Popularity does not equal admissions advantage

Colleges can consider course rigor in school context. Taking a rare AP does not automatically create a bonus, especially if the course is unrelated to preparation or replaces a stronger part of the academic sequence.

Admissions readers can also recognize that many students have no access to small AP subjects. The right question is whether you used available opportunities thoughtfully, not whether your transcript contains the rarest title.

What low participation can tell a school

For administrators, low national volume may signal a need to investigate local demand, teacher availability, prerequisites, and scheduling. It should not by itself decide whether a course is worthwhile.

College Board's AP data and research page provides broader participation and availability reports. Course access differs across states, schools, and student groups.

How to evaluate a small AP at your school

Ask:

  1. Is the course actually offered next year?
  2. What prerequisites are expected?
  3. Who teaches it and what support exists?
  4. How many weekly hours do assignments or portfolios require?
  5. Does it continue a sequence or serious interest?
  6. Which course would it replace?
  7. Does the class run with low enrollment or get canceled?

Talk with the teacher and counselor before building the rest of the schedule around it.

Do not confuse exam count with class enrollment

The official table counts exam takers. It does not count every student enrolled in an AP course. Some students take a class without the exam, and some take an exam through independent study. Use “test takers” or “exam group,” not an unsupported claim about total course enrollment.

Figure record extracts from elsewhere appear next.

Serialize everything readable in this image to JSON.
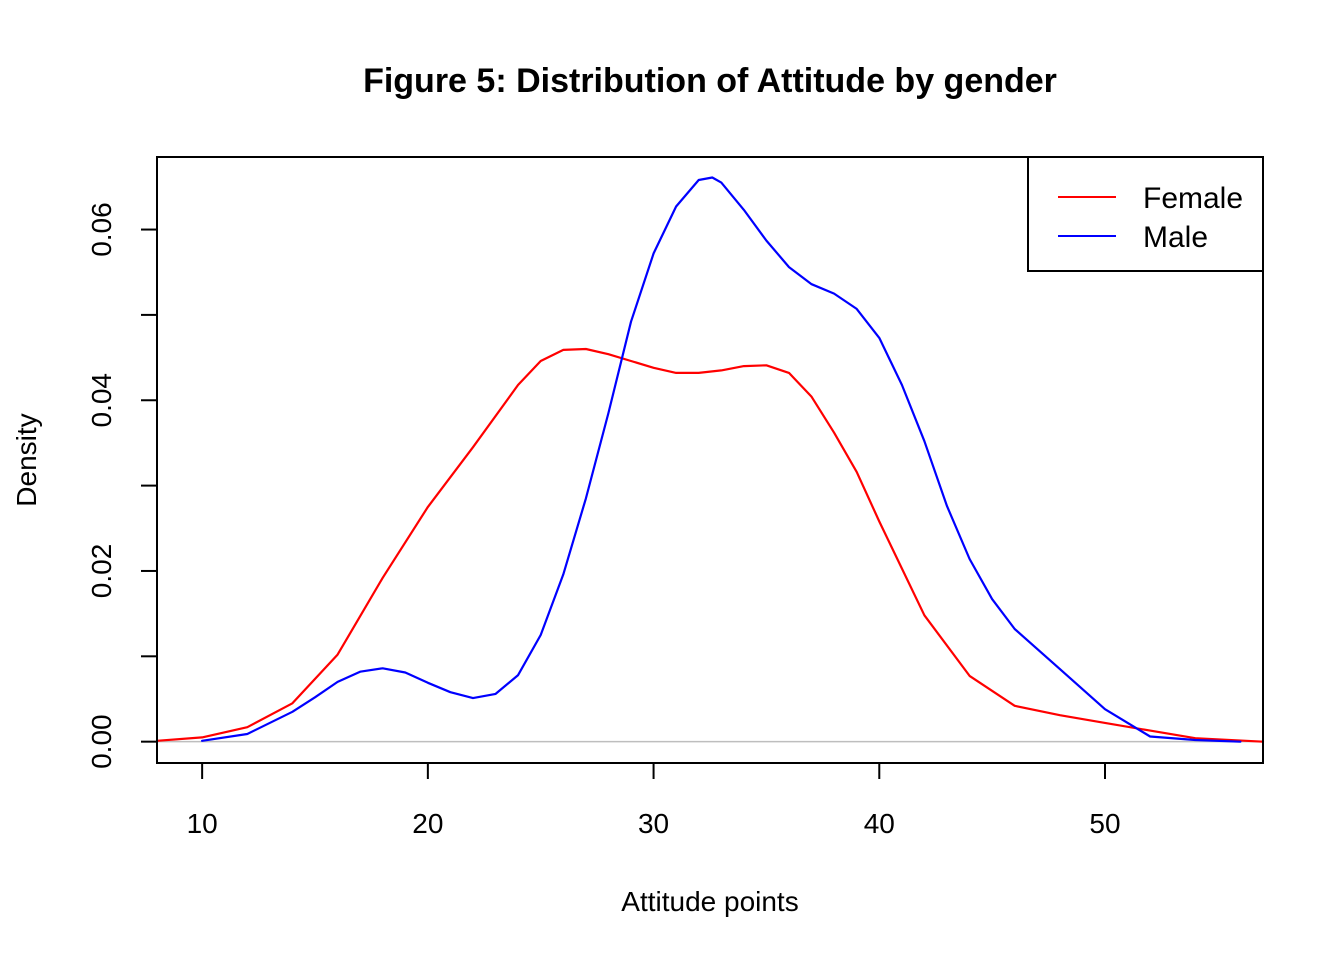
{
  "chart_data": {
    "type": "line",
    "title": "Figure 5: Distribution of Attitude by gender",
    "xlabel": "Attitude points",
    "ylabel": "Density",
    "xlim": [
      8,
      57
    ],
    "ylim": [
      -0.0025,
      0.0685
    ],
    "x_ticks": [
      10,
      20,
      30,
      40,
      50
    ],
    "x_tick_labels": [
      "10",
      "20",
      "30",
      "40",
      "50"
    ],
    "y_ticks": [
      0,
      0.01,
      0.02,
      0.03,
      0.04,
      0.05,
      0.06
    ],
    "y_tick_labels": [
      "0.00",
      "",
      "0.02",
      "",
      "0.04",
      "",
      "0.06"
    ],
    "baseline": 0,
    "legend_position": "top-right",
    "series": [
      {
        "name": "Female",
        "color": "#ff0000",
        "x": [
          8,
          10,
          12,
          14,
          16,
          18,
          20,
          22,
          24,
          25,
          26,
          27,
          28,
          29,
          30,
          31,
          32,
          33,
          34,
          35,
          36,
          37,
          38,
          39,
          40,
          42,
          44,
          46,
          48,
          50,
          52,
          54,
          57
        ],
        "y": [
          0.0001,
          0.0005,
          0.0017,
          0.0045,
          0.0102,
          0.0192,
          0.0275,
          0.0345,
          0.0418,
          0.0446,
          0.0459,
          0.046,
          0.0454,
          0.0446,
          0.0438,
          0.0432,
          0.0432,
          0.0435,
          0.044,
          0.0441,
          0.0432,
          0.0404,
          0.0362,
          0.0316,
          0.0258,
          0.0148,
          0.0077,
          0.0042,
          0.0031,
          0.0022,
          0.0013,
          0.0004,
          0.0
        ]
      },
      {
        "name": "Male",
        "color": "#0000ff",
        "x": [
          10,
          12,
          14,
          15,
          16,
          17,
          18,
          19,
          20,
          21,
          22,
          23,
          24,
          25,
          26,
          27,
          28,
          29,
          30,
          31,
          32,
          32.6,
          33,
          34,
          35,
          36,
          37,
          38,
          39,
          40,
          41,
          42,
          43,
          44,
          45,
          46,
          48,
          50,
          52,
          54,
          56
        ],
        "y": [
          0.0001,
          0.0009,
          0.0035,
          0.0052,
          0.007,
          0.0082,
          0.0086,
          0.0081,
          0.0069,
          0.0058,
          0.0051,
          0.0056,
          0.0078,
          0.0125,
          0.0196,
          0.0285,
          0.0385,
          0.0492,
          0.0572,
          0.0627,
          0.0658,
          0.0661,
          0.0655,
          0.0623,
          0.0587,
          0.0556,
          0.0536,
          0.0525,
          0.0507,
          0.0473,
          0.0418,
          0.0352,
          0.0276,
          0.0214,
          0.0167,
          0.0132,
          0.0085,
          0.0038,
          0.0006,
          0.0002,
          0.0
        ]
      }
    ]
  },
  "colors": {
    "frame": "#000000",
    "baseline": "#bebebe"
  }
}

English Language and U.S. History had hundreds of thousands of test takers in the same dataset because they often align with broad core sequences. Our most popular AP classes guide shows those counts and explains structural differences.

Build a sustainable total

If a small AP is a strong fit, place its real local workload alongside every other class, activity, job, and responsibility. The AP course-count guide helps calculate a balanced load.

Bottom line

Italian Language and Culture had the smallest total exam group in the May 2025 College Board table, but “least popular” is a participation description, not a quality judgment. Small APs often reflect specialized prerequisites and limited access. Choose them when the sequence, instruction, interests, and workload fit—not to chase rarity or avoid popularity.